IARCS Verification Seminar Series



Title: On Linear Time Decidability of Differential Privacy for Programs with Unbounded Inputs

Speaker: Mahesh Viswanathan    (bio) (bio)


Mahesh Viswanathan is a faculty member at the University of Illinois at Urbana-Champaign. His research interests are in the core areas of logic, automata theory, and algorithm design, with applications to the algorithmic verification of systems. Most recently, his research has been focussed on the dynamic analysis of multi-threaded programs, model checking of cyberphysical systems and stochastic systems, and formal analysis of stochastic security protocols and differential privacy.

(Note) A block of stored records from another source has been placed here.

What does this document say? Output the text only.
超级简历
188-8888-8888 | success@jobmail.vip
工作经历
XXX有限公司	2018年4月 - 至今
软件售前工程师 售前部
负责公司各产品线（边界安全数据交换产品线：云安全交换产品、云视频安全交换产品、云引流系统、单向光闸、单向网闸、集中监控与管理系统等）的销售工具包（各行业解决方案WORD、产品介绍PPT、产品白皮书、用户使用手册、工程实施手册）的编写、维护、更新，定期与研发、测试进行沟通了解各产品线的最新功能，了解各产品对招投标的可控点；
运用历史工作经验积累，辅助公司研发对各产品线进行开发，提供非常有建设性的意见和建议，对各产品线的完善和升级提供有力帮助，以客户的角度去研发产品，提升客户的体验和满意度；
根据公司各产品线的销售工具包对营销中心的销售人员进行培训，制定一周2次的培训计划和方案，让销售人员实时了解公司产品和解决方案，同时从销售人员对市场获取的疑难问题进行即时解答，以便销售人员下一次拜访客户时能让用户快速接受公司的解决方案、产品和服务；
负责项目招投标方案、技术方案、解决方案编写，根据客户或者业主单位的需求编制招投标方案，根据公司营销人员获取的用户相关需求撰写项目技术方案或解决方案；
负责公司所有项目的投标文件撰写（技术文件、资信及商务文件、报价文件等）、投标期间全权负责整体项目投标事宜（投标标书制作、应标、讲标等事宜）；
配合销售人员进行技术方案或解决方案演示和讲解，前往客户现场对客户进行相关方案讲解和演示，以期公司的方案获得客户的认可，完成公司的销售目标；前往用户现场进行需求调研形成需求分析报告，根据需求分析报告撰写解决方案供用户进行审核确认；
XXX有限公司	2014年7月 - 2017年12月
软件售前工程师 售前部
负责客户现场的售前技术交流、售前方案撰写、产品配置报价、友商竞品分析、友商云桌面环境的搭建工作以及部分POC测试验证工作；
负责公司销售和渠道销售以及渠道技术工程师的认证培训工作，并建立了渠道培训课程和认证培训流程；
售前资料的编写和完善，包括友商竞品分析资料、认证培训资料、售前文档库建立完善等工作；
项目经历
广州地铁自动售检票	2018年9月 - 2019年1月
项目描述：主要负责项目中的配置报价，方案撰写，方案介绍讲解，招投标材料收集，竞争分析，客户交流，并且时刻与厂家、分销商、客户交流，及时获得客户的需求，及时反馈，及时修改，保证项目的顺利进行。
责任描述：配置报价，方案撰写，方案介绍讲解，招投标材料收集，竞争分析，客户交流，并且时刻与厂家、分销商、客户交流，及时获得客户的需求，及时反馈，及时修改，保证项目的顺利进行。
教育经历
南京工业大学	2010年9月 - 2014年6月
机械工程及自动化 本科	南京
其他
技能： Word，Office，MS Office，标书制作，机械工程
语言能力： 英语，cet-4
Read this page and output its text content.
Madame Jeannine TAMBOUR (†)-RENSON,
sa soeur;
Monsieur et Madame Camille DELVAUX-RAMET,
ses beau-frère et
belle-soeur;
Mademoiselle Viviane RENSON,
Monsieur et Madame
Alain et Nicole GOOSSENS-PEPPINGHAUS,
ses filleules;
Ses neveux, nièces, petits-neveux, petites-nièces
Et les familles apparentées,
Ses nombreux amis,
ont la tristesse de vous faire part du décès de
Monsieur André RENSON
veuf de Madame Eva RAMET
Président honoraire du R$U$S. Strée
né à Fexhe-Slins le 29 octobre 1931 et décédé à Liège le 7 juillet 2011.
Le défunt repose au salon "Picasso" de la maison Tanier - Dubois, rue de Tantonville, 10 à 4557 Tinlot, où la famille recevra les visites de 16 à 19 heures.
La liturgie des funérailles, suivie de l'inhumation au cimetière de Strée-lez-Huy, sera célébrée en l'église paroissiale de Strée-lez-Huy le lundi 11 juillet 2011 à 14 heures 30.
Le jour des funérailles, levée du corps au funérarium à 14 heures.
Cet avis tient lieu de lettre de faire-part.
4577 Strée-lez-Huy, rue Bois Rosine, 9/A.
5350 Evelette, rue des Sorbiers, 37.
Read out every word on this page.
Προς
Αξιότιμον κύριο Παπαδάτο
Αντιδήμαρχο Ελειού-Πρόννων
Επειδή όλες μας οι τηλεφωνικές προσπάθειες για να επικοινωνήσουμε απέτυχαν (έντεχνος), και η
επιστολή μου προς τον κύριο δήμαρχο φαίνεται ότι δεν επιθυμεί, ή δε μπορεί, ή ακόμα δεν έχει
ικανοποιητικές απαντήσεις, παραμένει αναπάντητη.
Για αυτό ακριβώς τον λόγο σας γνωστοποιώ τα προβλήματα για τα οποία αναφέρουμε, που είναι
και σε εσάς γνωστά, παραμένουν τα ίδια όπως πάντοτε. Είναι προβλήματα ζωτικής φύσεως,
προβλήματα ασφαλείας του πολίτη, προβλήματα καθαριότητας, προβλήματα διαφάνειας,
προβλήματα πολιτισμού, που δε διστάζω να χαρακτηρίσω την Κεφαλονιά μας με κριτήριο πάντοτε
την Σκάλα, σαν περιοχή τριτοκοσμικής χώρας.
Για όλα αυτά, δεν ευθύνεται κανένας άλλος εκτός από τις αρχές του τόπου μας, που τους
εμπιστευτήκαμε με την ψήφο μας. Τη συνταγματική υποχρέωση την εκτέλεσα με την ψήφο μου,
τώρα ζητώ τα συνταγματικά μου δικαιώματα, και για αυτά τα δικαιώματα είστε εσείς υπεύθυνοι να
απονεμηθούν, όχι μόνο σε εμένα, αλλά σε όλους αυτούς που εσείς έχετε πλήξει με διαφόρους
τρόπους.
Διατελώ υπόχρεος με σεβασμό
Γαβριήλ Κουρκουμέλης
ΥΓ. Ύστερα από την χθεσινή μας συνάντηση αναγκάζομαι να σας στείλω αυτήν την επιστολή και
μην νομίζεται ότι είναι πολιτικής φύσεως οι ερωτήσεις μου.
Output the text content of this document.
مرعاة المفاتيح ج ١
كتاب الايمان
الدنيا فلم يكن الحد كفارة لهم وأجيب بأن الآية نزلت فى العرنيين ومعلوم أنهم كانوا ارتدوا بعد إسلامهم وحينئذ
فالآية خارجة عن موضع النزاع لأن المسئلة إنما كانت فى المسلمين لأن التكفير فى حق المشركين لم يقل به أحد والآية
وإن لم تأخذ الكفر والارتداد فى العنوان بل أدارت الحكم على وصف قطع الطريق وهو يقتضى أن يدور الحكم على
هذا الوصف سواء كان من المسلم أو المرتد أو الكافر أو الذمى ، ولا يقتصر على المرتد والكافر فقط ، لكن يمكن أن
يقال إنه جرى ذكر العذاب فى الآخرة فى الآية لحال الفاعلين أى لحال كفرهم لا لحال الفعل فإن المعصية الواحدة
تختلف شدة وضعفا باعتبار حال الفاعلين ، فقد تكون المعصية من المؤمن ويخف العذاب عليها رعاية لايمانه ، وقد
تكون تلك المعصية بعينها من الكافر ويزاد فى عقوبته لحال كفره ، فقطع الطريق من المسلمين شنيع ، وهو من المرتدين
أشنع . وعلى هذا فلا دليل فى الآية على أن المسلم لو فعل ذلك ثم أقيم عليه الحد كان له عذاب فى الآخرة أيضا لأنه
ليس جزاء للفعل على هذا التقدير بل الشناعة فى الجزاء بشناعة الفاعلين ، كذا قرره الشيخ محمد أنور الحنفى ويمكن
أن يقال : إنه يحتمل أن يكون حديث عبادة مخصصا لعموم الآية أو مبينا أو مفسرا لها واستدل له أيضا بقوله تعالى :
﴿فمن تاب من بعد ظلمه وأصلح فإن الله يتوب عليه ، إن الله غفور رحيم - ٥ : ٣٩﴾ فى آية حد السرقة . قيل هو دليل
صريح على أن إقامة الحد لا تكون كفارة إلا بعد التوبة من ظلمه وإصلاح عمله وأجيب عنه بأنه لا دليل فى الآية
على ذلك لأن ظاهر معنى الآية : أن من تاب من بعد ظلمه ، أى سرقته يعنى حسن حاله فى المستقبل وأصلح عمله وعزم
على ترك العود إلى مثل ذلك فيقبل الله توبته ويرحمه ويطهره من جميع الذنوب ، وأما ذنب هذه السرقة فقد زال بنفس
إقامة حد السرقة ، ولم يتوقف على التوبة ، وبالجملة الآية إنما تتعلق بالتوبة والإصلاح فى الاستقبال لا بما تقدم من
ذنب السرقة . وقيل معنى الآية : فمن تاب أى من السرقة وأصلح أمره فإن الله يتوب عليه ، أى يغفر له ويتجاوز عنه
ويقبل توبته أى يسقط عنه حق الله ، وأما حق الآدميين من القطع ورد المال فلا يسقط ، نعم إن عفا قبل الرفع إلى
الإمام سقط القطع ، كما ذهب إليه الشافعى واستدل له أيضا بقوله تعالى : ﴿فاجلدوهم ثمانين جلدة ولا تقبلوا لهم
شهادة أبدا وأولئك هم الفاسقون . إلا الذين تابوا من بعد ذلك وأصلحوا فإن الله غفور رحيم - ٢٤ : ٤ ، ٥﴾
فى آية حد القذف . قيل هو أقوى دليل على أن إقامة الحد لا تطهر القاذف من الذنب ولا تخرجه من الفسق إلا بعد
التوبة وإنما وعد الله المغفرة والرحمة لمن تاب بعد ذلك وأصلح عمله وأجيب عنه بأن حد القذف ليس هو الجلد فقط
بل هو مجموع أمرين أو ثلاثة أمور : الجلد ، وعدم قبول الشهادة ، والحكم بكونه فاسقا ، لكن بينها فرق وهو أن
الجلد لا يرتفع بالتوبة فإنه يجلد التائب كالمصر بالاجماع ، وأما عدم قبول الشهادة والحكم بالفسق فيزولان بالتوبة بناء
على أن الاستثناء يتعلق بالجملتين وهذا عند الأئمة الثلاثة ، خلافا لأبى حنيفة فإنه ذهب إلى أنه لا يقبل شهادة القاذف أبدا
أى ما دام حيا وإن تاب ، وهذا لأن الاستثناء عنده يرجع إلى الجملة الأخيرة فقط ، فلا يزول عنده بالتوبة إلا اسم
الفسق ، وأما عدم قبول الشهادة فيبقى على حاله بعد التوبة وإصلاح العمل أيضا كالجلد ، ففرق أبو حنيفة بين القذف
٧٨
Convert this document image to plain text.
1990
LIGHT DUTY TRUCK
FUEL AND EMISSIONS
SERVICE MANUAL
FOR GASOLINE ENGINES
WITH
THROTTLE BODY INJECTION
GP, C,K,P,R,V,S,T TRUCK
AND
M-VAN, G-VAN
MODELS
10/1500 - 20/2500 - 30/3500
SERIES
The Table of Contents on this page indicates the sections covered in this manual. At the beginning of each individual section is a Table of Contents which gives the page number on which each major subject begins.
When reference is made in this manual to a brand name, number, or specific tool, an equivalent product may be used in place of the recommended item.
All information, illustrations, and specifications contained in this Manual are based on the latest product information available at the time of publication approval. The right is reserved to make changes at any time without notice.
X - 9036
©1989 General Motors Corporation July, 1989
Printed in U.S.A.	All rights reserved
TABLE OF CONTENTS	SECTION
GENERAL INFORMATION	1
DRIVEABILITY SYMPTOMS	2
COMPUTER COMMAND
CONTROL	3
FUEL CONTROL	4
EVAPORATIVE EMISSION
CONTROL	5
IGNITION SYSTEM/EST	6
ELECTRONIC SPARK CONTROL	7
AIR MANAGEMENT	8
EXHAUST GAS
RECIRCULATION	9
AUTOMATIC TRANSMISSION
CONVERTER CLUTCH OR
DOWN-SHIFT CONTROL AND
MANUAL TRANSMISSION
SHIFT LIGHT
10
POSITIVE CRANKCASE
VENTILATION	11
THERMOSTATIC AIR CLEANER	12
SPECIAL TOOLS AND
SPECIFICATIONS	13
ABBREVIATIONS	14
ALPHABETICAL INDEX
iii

When: Tuesday, 04 October 2022 at 1900 hrs (IST)   Slides  Video  

Abstract:
We introduce an automata model for describing interesting classes of differential privacy mechanisms/algorithms that include known mechanisms from the literature. These automata can model algorithms whose inputs can be an unbounded sequence of real-valued query answers. We consider the problem of checking whether there exists a constant $d$ such that the algorithm described by these automata are $d\epsilon$-differentially private for all positive values of the privacy budget parameter $\epsilon$. We show that this problem can be decided in time linear in the automaton's size by identifying a necessary and sufficient condition on the underlying graph of the automaton. This paper's results are the first decidability results known for algorithms with an unbounded number of query answers taking values from the set of reals.

This is joint work with Rohit Chadha and Prasad Sistla.